Lepr Rev. 1995 Sep;66(3):250-6. doi: 10.5935/0305-7518.19950029.
We report on 4 cases of post-kala-azar dermal leishmaniasis (PKDL). History of kala-azar was available in all 4 patients. Slit-skin smears (SSS) for leishmania donovani (LD) bodies were negative in all 4. In 3 patients hypopigmented lesions were present over the face. Papules and nodules over his lips, tongue, scrotum and dactylitis were some unusual features observed in 1 patient. Histopathological examination showed LD bodies in 2 patients; histopathology was nonspecific in the other 2. All the patients were treated with sodium stibogluconate, 20 mg/kg/day. Infiltrated papules and nodules had subsided by 3 months, while hypopigmented macules took longer to improve. In 3 patients there had previously been a misdiagnosis as leprosy sufferers and they had been treated with antileprosy drugs. Clinical and histopathological differences between PKDL and leprosy are discussed.
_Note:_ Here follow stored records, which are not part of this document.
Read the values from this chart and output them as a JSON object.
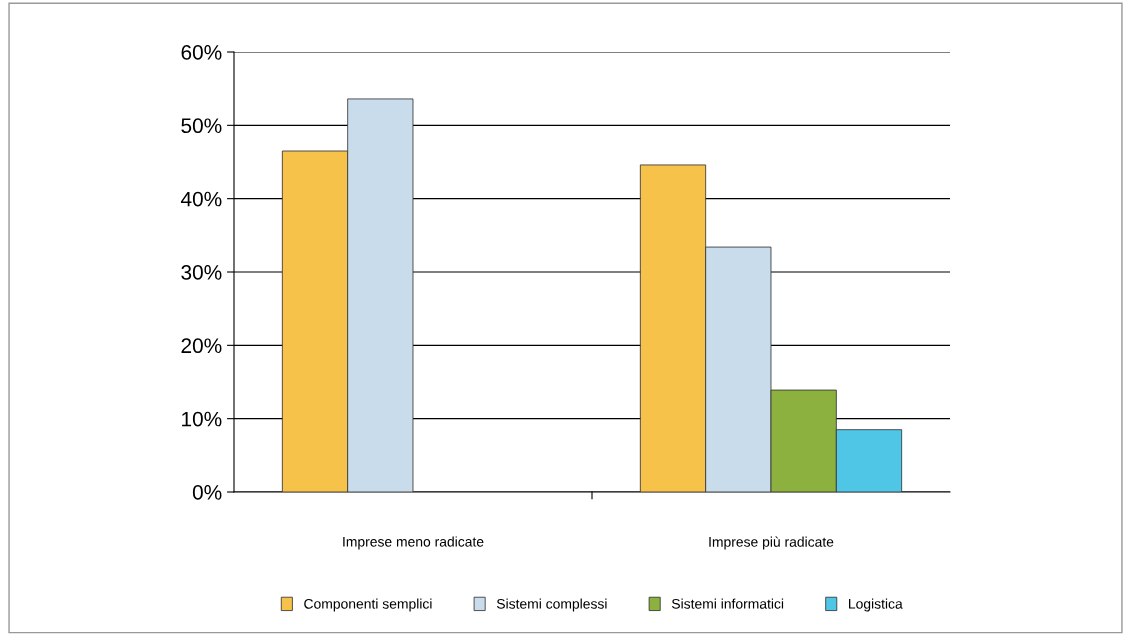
{
  "chart_data": {
    "type": "bar",
    "categories": [
      "Imprese meno radicate",
      "Imprese più radicate"
    ],
    "series": [
      {
        "name": "Componenti semplici",
        "color": "#f7c24a",
        "values": [
          46.5,
          44.6
        ]
      },
      {
        "name": "Sistemi complessi",
        "color": "#c9dcec",
        "values": [
          53.6,
          33.4
        ]
      },
      {
        "name": "Sistemi informatici",
        "color": "#8cb13e",
        "values": [
          null,
          13.9
        ]
      },
      {
        "name": "Logistica",
        "color": "#4fc6e6",
        "values": [
          null,
          8.5
        ]
      }
    ],
    "ylim": [
      0,
      60
    ],
    "yticks": [
      {
        "value": 0,
        "label": "0%"
      },
      {
        "value": 10,
        "label": "10%"
      },
      {
        "value": 20,
        "label": "20%"
      },
      {
        "value": 30,
        "label": "30%"
      },
      {
        "value": 40,
        "label": "40%"
      },
      {
        "value": 50,
        "label": "50%"
      },
      {
        "value": 60,
        "label": "60%"
      }
    ],
    "grid": "y",
    "legend": "bottom"
  }
}
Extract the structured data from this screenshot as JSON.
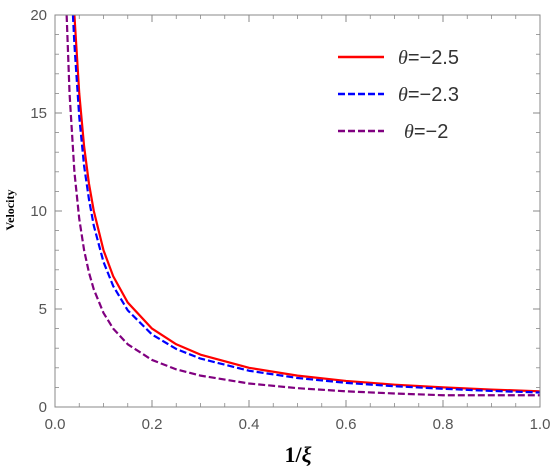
{
  "chart_data": {
    "type": "line",
    "title": "",
    "xlabel": "1/ξ",
    "ylabel": "Velocity",
    "xlim": [
      0.0,
      1.0
    ],
    "ylim": [
      0,
      20
    ],
    "xticks": [
      0.0,
      0.2,
      0.4,
      0.6,
      0.8,
      1.0
    ],
    "xtick_labels": [
      "0.0",
      "0.2",
      "0.4",
      "0.6",
      "0.8",
      "1.0"
    ],
    "yticks": [
      0,
      5,
      10,
      15,
      20
    ],
    "ytick_labels": [
      "0",
      "5",
      "10",
      "15",
      "20"
    ],
    "grid": false,
    "legend_position": "top-right",
    "series": [
      {
        "name": "θ=−2.5",
        "color": "#ff0000",
        "style": "solid",
        "x": [
          0.04,
          0.05,
          0.06,
          0.07,
          0.08,
          0.1,
          0.12,
          0.15,
          0.2,
          0.25,
          0.3,
          0.4,
          0.5,
          0.6,
          0.7,
          0.8,
          0.9,
          1.0
        ],
        "y": [
          20.0,
          16.0,
          13.3,
          11.4,
          10.0,
          8.0,
          6.67,
          5.33,
          4.0,
          3.2,
          2.67,
          2.0,
          1.6,
          1.33,
          1.14,
          1.0,
          0.89,
          0.8
        ]
      },
      {
        "name": "θ=−2.3",
        "color": "#0000ff",
        "style": "dashed",
        "x": [
          0.037,
          0.04,
          0.05,
          0.06,
          0.07,
          0.08,
          0.1,
          0.12,
          0.15,
          0.2,
          0.25,
          0.3,
          0.4,
          0.5,
          0.6,
          0.7,
          0.8,
          0.9,
          1.0
        ],
        "y": [
          20.0,
          18.5,
          14.8,
          12.3,
          10.6,
          9.25,
          7.4,
          6.17,
          4.93,
          3.7,
          2.96,
          2.47,
          1.85,
          1.48,
          1.23,
          1.06,
          0.93,
          0.82,
          0.74
        ]
      },
      {
        "name": "θ=−2",
        "color": "#800080",
        "style": "dashed",
        "x": [
          0.024,
          0.03,
          0.04,
          0.05,
          0.06,
          0.07,
          0.08,
          0.1,
          0.12,
          0.15,
          0.2,
          0.25,
          0.3,
          0.4,
          0.5,
          0.6,
          0.7,
          0.8,
          0.9,
          1.0
        ],
        "y": [
          20.0,
          16.0,
          12.0,
          9.6,
          8.0,
          6.86,
          6.0,
          4.8,
          4.0,
          3.2,
          2.4,
          1.92,
          1.6,
          1.2,
          0.96,
          0.8,
          0.69,
          0.6,
          0.6,
          0.6
        ]
      }
    ]
  }
}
我们报告了4例黑热病后皮肤利什曼病(PKDL)。所有4例患者均有黑热病病史。4例患者的利什曼原虫杜氏利什曼虫(LD)体的皮肤涂片检查(SSS)均为阴性。3例患者面部出现色素减退性病变。1例患者出现嘴唇、舌头、阴囊丘疹和结节以及指(趾)炎等一些不寻常特征。组织病理学检查显示2例患者有LD体;另外2例患者的组织病理学检查无特异性。所有患者均接受葡萄糖酸锑钠治疗,剂量为20mg/kg/天。浸润性丘疹和结节在3个月时消退,而色素减退性斑改善所需时间更长。3例患者之前被误诊为麻风病患者,并接受了抗麻风病药物治疗。文中讨论了PKDL和麻风病在临床和组织病理学上的差异。